WARNING!!!! I might step on some toes with this post because it is going to be my strong opinions based on my experiences here in Central America as well as my observations and current outsider's view of the United States. My intention is not to offend, just to sort through my own thoughts and challenge others to engage in these thoughts with me.
Ready? Okay, here goes.
Being a minority is hard. Yes, I am a minority here as I am a pale-skinned, blue-eyed, native English speaker, not to mention North American. I am whistled at, stared at, called names (do they think I don't understand? probably not...), pushed by ladies in the grocery line, etc. Some people tell me I speak Spanish super-bien, others question my abilities to my face. I don't understand all the cultural cues, I offend people unintentionally, I am doing the best I can but in some situations people aren't very gracious with my obvious lack of cultural cue knowledge. I sometimes feel inadequate or clueless about how to act in social situations.
Thus, I have a need for authentic learning. I am in these real life situations every day and I want to learn how I am supposed to act or what I am supposed to say in the daily encounters I have with Costa Rican natives. BUT in order for me to learn, I first have to be willing to ask questions, to admit that I won't get it right the first time, to admit that my college degree in English really does nothing for me in Spanish. AND the people around me that I am engaging with are hopefully in a place where they can answer my questions, give me grace even if I don't get it right the first second third time I try, and encourage me when I do it right.
So I am here, I am learning, I am hoping that someday I will speak well enough to communicate effectively no matter if I am at the grocery store, the bank, or the auto place, no matter what level of conversation I am having (think small talk vs. vocabulary specific vs. a heart-to-heart). And what is my purpose in learning? To become a better teacher, and ultimately, a bilingual teacher.
Okay, are you ready for me to get to the point?
I say all this from my own experience because I sense tension in the United States about minorities. Yes, there are migrants pouring in, legal and illegal. Yes, the government is working to filter out the illegals, but the attitude I generally hear from North Americans is that they are not open to having new migrants (but how our own families even part of the United States.... our grandparents, great-grandparents, great-great-grandparents migrated!). It is said migrants are ignorant of our ways and do not want to learn English, therefore shouldn't be part of our country(But what did our ancestors speak when they came? Probably not English...). Stereotypes about migrants abound, but I won't go too deeply into that because I don't want to present my thoughts as if they are the only right way to think.

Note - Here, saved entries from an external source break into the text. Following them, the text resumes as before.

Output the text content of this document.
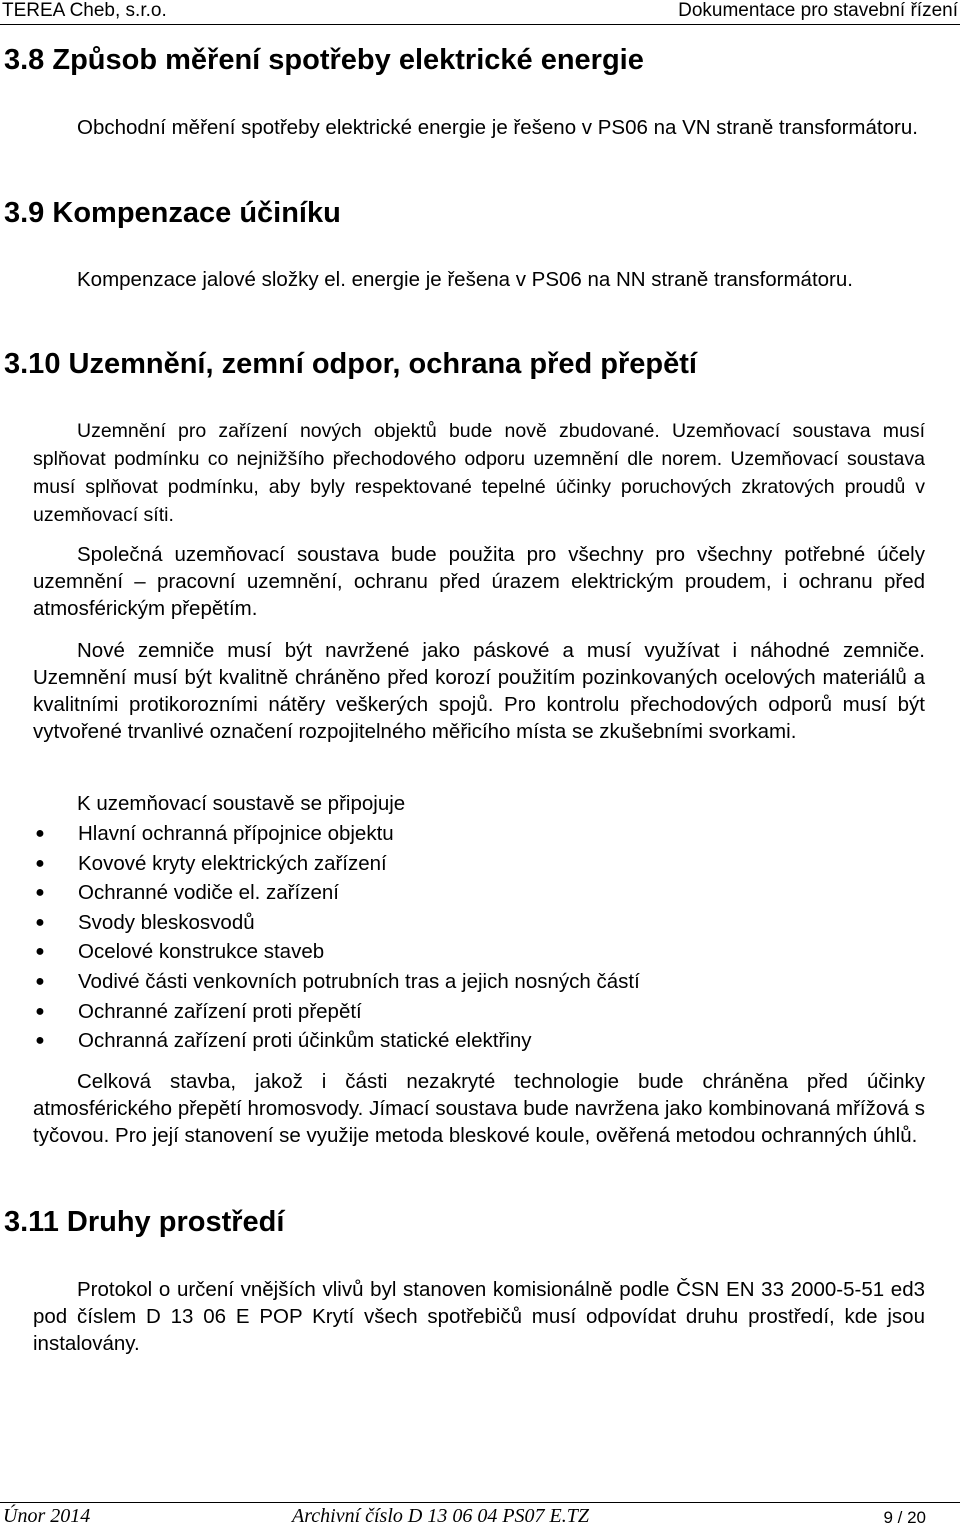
TEREA Cheb, s.r.o.	Dokumentace pro stavební řízení
3.8 Způsob měření spotřeby elektrické energie
Obchodní měření spotřeby elektrické energie je řešeno v PS06 na VN straně transformátoru.
3.9 Kompenzace účiníku
Kompenzace jalové složky el. energie je řešena v PS06 na NN straně transformátoru.
3.10 Uzemnění, zemní odpor, ochrana před přepětí
Uzemnění pro zařízení nových objektů bude nově zbudované. Uzemňovací soustava musí splňovat podmínku co nejnižšího přechodového odporu uzemnění dle norem. Uzemňovací soustava musí splňovat podmínku, aby byly respektované tepelné účinky poruchových zkratových proudů v uzemňovací síti.
Společná uzemňovací soustava bude použita pro všechny pro všechny potřebné účely uzemnění – pracovní uzemnění, ochranu před úrazem elektrickým proudem, i ochranu před atmosférickým přepětím.
Nové zemniče musí být navržené jako páskové a musí využívat i náhodné zemniče. Uzemnění musí být kvalitně chráněno před korozí použitím pozinkovaných ocelových materiálů a kvalitními protikorozními nátěry veškerých spojů. Pro kontrolu přechodových odporů musí být vytvořené trvanlivé označení rozpojitelného měřicího místa se zkušebními svorkami.
K uzemňovací soustavě se připojuje
● Hlavní ochranná přípojnice objektu
● Kovové kryty elektrických zařízení
● Ochranné vodiče el. zařízení
● Svody bleskosvodů
● Ocelové konstrukce staveb
● Vodivé části venkovních potrubních tras a jejich nosných částí
● Ochranné zařízení proti přepětí
● Ochranná zařízení proti účinkům statické elektřiny
Celková stavba, jakož i části nezakryté technologie bude chráněna před účinky atmosférického přepětí hromosvody. Jímací soustava bude navržena jako kombinovaná mřížová s tyčovou. Pro její stanovení se využije metoda bleskové koule, ověřená metodou ochranných úhlů.
3.11 Druhy prostředí
Protokol o určení vnějších vlivů byl stanoven komisionálně podle ČSN EN 33 2000-5-51 ed3 pod číslem D 13 06 E POP Krytí všech spotřebičů musí odpovídat druhu prostředí, kde jsou instalovány.
Únor 2014	Archivní číslo D 13 06 04 PS07 E.TZ	9 / 20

Am I a legal migrant to Costa Rica? Yes.
Am I trying my best to learn the language? Yes.
Am I asking questions of the people around me, observing them to learn their ways? Yes.
Do I have goals for the future after this hard work of learning? Yes. (But I won't be done learning!)
I guess my plea is to examine your thoughts next time you interact with someone who might be a migrant, whether they are Mexican, Polish, Indian, whatever. (I mention those because they are the first growing populations that come to my mind in the Chicago area... but it might be different in your area) Cut them some slack. Ask them if they need help, even if it's something simple like helping count change at the grocery store or teaching a new word. Give grace because trust me, if you were learning a new language and desperately trying to figure out cultural cues, you would need grace too, just like me.
An example of a situation in which a North American was not sensitive to a Costa Rican... I was at the airport in December, in line for my Houston flight. A tico needed to pass through the line, and so he said ''Excuse me, lady'' to the well-dressed woman in front of me. Now, I know that in English, we do not say ''lady'' unless we are saying it with attitude... like a snap-your-fingers, don't-treat-me-like-that kind of way. BUT in Spanish, ''Con permiso, muchacha'' is perfectly acceptable. In fact, it's considered very polite to say it that way. So this tico thought he was being very polite, and the well-dressed woman turns to her well-dressed husband and says ''That was soooo rude. I can't believe he just called me 'lady'.'' Now me having gone through similar experiences has taught me that to be called ''muchacha'' (lady) in Spanish is the very polite form, but this woman didn't.
I have become more conscious of situations when I need to give grace to others, even when I don't understand where they are coming from, and my challenge is that you will examine your own attitudes and actions when you don't understand someone else, namely minorities.
Thanks for reading my jumbled thoughts!